John 10:1-21 records a discussion of Jesus as the shepherd (Carson 1991, 379). Carson notes that some scholarship considers this to be a dislocated piece of material. He does not think it necessary to rearrange the narrative (Carson 1991, 380). In the text, Jesus compares himself to a shepherd as opposed to violent outsiders who harm the sheep. Carson makes the very natural connection to Ezekiel 34, along with other passages witha motif of sheep and shepherd (Carson 1991, 381). In verse six, since Jesus’ opponents do not understand what he is talking about, Jesus shifts to a more detailed explanation. The opponents do not understand this either (Carson 1991, 383). Carson considers the changes in metaphor to be an expansion, not a completely different idea (Carson 1991, 384). The intensification includes the idea of the shepherd laying down his life. This is not an example. Rather, it is a substitution. The work of Jesus is clearly that of a savior (Carson 1991, 386). Carson goes on to emphasize that the New Testament never shows Jesus as merely an example to people who make themselves like him. It always sees Jesus as the savior who rescues helpless people. Further, Jesus dies not to earn the Father’s love, but in order to rise and gather others to the Father (Carson 1991, 388).

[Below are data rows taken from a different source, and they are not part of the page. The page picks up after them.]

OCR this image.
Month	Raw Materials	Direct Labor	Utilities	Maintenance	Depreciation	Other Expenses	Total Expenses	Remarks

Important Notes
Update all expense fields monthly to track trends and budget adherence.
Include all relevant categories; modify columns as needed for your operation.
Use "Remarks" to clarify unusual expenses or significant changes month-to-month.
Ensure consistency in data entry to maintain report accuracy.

The remainder of John 10 sees Jesus making claims as the Christ. These claims result in open opposition (Carson 1991, 390). Carson gives a brief history of the Feast of Dedication from verses 22-23 (Carson 1991, 391). This Feast is now known as Hanukkah, also the Feast of Lights. Carson notes several reasons why Jesus would not want to proclaim himself the Messiah (Carson 1991, 392). Despite these reasons, Jesus begins to lay out what kind of Messiah he is in verse 25. Carson again notes that Jesus’ hearers, not being his “sheep,” are not going to understand (Carson 1991, 393). Nevertheless, the Father and Son have one will. Together they care for the sheep. Carson is clear that in verse 30 this refers to a “metaphysical unity,” not one person or merely of one will (Carson 1991, 395).
Because Jesus’ opponents understood him to be making claims to deity, they desired to kill him. Carson points out the urgency with which they may have wished to act (Carson 1991, 396). Jesus remains present long enough to press his claims more. His reference to Psalm 82 is decidedly cryptic. Carsn evaluates some of the possible explanations. He concludes that Jesus is giving a biblical reason not to assume that he is speaking wrongly. This buys him an opportunity to appeal again to his miracles (Carson 1991, 399). As the chapter ends, Jesus leaves Jerusalem to go back to where John was widely accepted. There he is contrasted to John, who did not do miracles (Carson 1991, 400).
Carson, D. A. The Gospel According to John. Grand Rapids: Eerdmans, 1991.
Carson, D. A., and Douglas J. Moo. An Introduction to the New Testament. Grand Rapids, MI: Zondervan, 2005.